The Date: 9 August is Women’s Day, a day especially appropriate to launch a volume of the letters of as committed a feminist and colour-blind a suffragette as Olive Schreiner.
The Place: We are across the road from where the Kalk Bay Anglican Church schoolroom stood a century and more ago, which is where Olive Schreiner probably spoke at a Women’s Enfranchisement League meeting in 1908. A little sculptured memorial commemorating Olive Schreiner marks the spot on the sea side of the Main Road.
The Person: The main speaker at today’s launch is Professor Liz Stanley of Edinburgh University, who, with her co-editor, Dr Andrea Salter, edited the WGQ. Unfortunately, Dr Salter had to return to the UK yesterday.
Liz Stanley is a sociologist with a very strong historical bent, who has written extensively on women in modern society, not least on Afrikaner women in the South African War. Not surprisingly, therefore, she has had a longstanding interest in Olive Schreiner – ‘one of the world’s most famous women’, she labels her – and in the 1990s this interest steered her deeply into Schreiner’s letter-writing. From Liz Stanley’s fertile and indefatigable mind arose a massive project to place every surviving letter by Schreiner (of which there are some 5000) online, with open access guaranteed, a mighty task which she and her team completed in 2012. At the same time, she recognized that a selection of the letters in hardcopy form would offer a further powerful way of making Schreiner’s letter-writing better known. For Liz Stanley, to think is to do – indeed, to do with unstoppable zeal – and in 2003 she took up our suggestion of editing a volume of Olive Schreiner’s letters, deciding to focus it on Schreiner’s explicitly political South African letters after her return from Britain in 1889. She delivered the finished text to us, with exquisite timing, exactly one week after our AGM in 2013.

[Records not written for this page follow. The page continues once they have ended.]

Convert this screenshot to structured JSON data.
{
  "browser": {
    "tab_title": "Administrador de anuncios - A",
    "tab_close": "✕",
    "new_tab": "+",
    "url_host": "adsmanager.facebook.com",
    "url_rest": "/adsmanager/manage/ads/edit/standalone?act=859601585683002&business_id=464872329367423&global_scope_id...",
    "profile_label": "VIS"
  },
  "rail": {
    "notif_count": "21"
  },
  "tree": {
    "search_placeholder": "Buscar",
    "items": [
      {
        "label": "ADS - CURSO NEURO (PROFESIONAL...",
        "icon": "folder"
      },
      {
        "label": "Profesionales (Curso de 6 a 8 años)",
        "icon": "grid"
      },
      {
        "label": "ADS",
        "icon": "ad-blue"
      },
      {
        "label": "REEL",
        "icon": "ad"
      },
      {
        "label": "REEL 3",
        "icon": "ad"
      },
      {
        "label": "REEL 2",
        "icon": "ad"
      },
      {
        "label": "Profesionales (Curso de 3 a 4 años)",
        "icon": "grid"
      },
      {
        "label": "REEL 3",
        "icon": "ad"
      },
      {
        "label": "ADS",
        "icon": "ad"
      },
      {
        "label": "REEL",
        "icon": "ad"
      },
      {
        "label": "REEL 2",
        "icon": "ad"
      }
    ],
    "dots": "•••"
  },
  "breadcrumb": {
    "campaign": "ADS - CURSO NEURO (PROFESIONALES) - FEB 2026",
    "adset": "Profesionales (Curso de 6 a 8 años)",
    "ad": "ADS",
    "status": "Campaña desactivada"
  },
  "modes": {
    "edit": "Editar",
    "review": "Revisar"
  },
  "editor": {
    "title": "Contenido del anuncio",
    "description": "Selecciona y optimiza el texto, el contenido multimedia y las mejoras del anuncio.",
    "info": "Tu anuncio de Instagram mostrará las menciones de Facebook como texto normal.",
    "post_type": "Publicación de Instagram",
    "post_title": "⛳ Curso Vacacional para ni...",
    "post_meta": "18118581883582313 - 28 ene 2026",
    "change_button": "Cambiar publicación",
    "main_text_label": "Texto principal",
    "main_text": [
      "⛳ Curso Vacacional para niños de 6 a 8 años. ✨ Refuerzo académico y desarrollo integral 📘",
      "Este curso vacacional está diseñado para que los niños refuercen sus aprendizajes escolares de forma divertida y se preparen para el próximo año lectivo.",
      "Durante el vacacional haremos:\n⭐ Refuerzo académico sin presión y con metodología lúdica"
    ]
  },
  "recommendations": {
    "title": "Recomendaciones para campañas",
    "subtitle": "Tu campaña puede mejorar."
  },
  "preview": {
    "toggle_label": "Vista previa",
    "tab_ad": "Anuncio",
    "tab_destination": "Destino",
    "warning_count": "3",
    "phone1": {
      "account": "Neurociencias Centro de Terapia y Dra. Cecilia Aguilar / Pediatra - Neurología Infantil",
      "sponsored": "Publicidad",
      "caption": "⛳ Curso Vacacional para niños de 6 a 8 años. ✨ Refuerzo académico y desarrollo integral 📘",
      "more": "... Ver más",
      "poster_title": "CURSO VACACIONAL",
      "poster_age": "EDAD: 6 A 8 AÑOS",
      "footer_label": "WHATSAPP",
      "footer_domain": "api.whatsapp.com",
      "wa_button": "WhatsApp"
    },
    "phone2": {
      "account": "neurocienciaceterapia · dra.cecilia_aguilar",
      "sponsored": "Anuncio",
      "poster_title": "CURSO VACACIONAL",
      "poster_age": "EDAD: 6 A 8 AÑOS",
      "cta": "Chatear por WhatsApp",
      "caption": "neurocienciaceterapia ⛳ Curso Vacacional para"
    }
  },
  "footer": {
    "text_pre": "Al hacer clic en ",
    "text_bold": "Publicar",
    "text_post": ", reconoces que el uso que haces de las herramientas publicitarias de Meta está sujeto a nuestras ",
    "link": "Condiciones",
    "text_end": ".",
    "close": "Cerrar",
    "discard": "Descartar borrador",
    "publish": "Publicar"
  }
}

Her distinctive stamp of wide and thorough scholarship, penetrating insight and attention to detail mark every page, and for this the VRS is profoundly grateful, to both her and Andrea Salter and those around them who sacrificed much family time to ensure that our deadlines were punctually met. On the VRS’s side, I must thank Elizabeth van Heyningen, Russell Martin and Cora Ovens who joined me in the ‘Schreiner task team’ to act as an in-house editorial panel whose queries and suggestions to Liz and Andrea drew, I think, more than one equivalent of an e-mailed sigh from them. Liz – and through you to Andrea – our gratitude goes to you for your forbearance and consistently highly professional scholarship. This book is a tribute to you and these admirable traits.
How best do we express our thanks? We could give you extra copies of the WGQ, but that would be like carrying coals to Edinburgh where you will soon have 10 editors’ copies between you. We could present you with another bottle of Solms-Delta’s fine wine, but that would be tempting the shades of that fierce teetotaler, Olive Schreiner’s older brother, Theo, whom she called ‘The Baas’.
Rather, knowing you as I have come to do, Liz, I am sure that the very best way to express the VRS’s gratitude to you for editing this volume to the highest standard is to present you with, not another book, not another bottle, but with a copy of a hitherto unknown letter by Olive Schreiner which has only just come to light, thanks to the sharp and informed eye of one of our members, Professor Jane Carruthers, who found it inside her copy of a biography of Olive Schreiner which was originally owned by Olive’s friend of very long standing, Mary Brown. The VRS is delighted to be able to present you with something which we know has very special meaning for you, in return for everything you have poured into this volume for it. Thank you.
I fear that this means that this edition of the WGQ is already out of date and that a second edition will be required at once. In the interim, I ask you to tell us about this first edition of the WGQ.